I'd prefer the software do the right thing (i.e. not "recovering" edits that were intentionally abandoned) rather than shifting the burden of the decision onto the user. If that's not possible for whatever technical reason, asking the user would be an acceptable backup option.

I filed T189576: [Epic] Do not "recover" edits that were intentionally abandoned (in the visual and 2017 wikitext editors)

In the mean time, my testing unearthed two workarounds you can use so that your edits are not "recovered" when they shouldn't be:

  1. Close the tab you were using, and edit the same page in a new tab.
  2. Click "Read" to close the editor.

An edit is considered intentionally abandoned if you click 'Read' or 'Article' (T189380 not yet deployed).
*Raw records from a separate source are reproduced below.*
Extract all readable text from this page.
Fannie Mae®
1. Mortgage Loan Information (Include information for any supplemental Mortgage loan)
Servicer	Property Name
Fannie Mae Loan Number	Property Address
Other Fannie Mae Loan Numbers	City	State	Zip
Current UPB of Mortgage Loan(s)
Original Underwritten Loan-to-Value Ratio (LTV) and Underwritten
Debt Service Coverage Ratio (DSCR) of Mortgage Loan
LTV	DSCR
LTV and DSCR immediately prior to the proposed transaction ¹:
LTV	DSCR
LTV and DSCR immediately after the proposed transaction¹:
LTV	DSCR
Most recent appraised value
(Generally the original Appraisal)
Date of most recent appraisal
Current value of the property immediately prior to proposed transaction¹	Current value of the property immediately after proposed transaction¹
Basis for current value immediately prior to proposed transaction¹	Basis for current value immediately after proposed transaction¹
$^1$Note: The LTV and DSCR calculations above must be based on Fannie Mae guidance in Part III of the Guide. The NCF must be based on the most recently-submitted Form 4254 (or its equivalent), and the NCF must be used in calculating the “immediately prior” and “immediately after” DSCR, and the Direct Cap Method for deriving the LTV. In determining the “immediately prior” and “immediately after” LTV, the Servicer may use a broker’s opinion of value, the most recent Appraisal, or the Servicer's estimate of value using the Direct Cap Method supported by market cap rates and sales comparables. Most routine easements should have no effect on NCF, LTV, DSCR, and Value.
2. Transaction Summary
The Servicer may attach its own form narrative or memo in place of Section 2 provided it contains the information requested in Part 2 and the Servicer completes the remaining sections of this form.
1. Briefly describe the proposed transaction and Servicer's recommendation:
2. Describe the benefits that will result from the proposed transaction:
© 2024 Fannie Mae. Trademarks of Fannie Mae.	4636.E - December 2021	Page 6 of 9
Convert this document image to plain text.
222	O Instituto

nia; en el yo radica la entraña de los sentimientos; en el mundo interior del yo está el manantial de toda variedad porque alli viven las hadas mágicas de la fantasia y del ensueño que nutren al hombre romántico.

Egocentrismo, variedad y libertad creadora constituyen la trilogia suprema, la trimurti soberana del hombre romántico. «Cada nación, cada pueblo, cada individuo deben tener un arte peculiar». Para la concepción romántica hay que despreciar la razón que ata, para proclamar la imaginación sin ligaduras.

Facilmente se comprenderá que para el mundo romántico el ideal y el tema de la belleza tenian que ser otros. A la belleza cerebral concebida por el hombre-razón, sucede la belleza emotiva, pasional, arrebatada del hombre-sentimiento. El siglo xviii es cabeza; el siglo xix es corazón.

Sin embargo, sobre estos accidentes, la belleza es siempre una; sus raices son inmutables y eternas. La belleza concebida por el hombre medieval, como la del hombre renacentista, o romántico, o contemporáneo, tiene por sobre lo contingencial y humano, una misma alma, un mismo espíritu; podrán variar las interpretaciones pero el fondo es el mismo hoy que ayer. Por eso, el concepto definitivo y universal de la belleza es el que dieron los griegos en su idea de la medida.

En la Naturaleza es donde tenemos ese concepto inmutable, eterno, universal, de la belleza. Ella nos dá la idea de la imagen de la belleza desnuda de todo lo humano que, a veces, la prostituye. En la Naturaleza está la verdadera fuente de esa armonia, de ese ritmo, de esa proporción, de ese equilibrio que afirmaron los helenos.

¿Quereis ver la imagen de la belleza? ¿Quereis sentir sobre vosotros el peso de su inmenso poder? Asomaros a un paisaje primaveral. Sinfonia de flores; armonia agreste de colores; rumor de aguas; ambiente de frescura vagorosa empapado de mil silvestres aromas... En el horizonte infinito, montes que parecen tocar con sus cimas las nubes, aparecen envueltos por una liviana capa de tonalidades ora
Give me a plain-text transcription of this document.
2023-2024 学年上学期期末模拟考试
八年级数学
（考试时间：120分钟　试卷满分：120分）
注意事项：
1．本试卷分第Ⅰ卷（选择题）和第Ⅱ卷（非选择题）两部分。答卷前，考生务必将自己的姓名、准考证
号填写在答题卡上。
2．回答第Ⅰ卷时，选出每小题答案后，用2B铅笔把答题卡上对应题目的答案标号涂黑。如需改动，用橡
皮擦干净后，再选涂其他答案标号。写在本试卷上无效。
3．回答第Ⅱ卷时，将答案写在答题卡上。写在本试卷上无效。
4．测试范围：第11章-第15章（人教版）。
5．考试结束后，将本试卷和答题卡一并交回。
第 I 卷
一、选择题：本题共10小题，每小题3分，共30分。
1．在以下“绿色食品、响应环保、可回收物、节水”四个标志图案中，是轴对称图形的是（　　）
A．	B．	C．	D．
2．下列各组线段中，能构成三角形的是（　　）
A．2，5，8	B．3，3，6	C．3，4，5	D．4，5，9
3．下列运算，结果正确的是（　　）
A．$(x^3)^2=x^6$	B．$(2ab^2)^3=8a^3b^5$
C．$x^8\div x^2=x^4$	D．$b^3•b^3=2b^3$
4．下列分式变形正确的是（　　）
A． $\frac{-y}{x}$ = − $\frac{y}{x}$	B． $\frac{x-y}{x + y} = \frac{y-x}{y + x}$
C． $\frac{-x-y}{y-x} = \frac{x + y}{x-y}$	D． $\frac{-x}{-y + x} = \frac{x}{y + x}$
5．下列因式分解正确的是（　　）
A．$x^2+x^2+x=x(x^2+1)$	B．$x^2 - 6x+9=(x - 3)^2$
If you close the tab, reload or navigate away in any other way we have no opportunity to delete. It would not be correct to only recover if the version IDs match, as on popular articles that will happen all the time. We should expect core's merge/conflict code to handle that in the same way it would if you just had the tab open for a long time.

Given that people are getting confused about when they have actually "abandoned" their edit, we may want to ask the user.

Note that one of the use cases for this is for when mobile devices automatically unload background tabs, so having the editor prompt you to recover every time you switch tabs could be annoying.

Perhaps a middle ground would be to prompt the user only if the document IDs don't match. In the common case where the document IDs do match we continue to recover silently, and if the user wants to undo they can press undo (as history is preserved),

Perhaps a middle ground would be to prompt the user only if the document IDs don't match. In the common case where the document IDs do match we continue to recover silently, and if the user wants to undo they can press undo (as history is preserved),

This seems like a good idea to me.

In the common case where the document IDs do match we continue to recover silently, ...

Nice point, but ... only if the user actually does know that there is a feature known as "autosave" and it recovers their edits" silently in some cases. What I'm trying to say is, this might become a misfeature if there are possibilities that we might recover the edits it when we shouldn't have AND we don't let the user know that we recover edits silently!

I guess we should at least show a fade away notice when we recover the edits thus letting the user know about the feature.

Report from VisualEditor/Feedback:
Whenever I switch from VE to the source editor, and then switch back to VE, it literally deletes the changes I made with the source editor, and then it gives me a ridiculous message saying the following:
"Changes recovered Your unsaved changes have been automatically recovered."
Well, thanks, but how do I get rid of this? Now I can't use VE properly anymore.

@Aklapper are you kidding? This is clearly a serious bug in the new code, and it directly relates to the discussion in the previous dozen comments.

Report from VisualEditor/Feedback:
Whenever I switch from VE to the source editor, and then switch back to VE, it literally deletes the changes I made with the source editor, and then it gives me a ridiculous message saying the following:
"Changes recovered Your unsaved changes have been automatically recovered."
Well, thanks, but how do I get rid of this? Now I can't use VE properly anymore.

T189381.

@Deskana ah good. I posted the info here when I couldn't find any mention or task of the 'switching editors' issue. Should the new task be added to the Related Objects task graph?

Nice point, but ... only if the user actually does know that there is a feature known as "autosave" and it recovers their edits" silently in some cases. What I'm trying to say is, this might become a misfeature if there are possibilities that we might recover the edits it when we shouldn't have AND we don't let the user know that we recover edits silently!

I guess we should at least show a fade away notice when we recover the edits thus letting the user know about the feature.

Sorry, when I said "silently" I meant without a modal dialog. We will always show at least the notification when edits are recovered. This is an improvement on the current wikitext editor where the browser can automatically recover the state of the textarea without telling the user.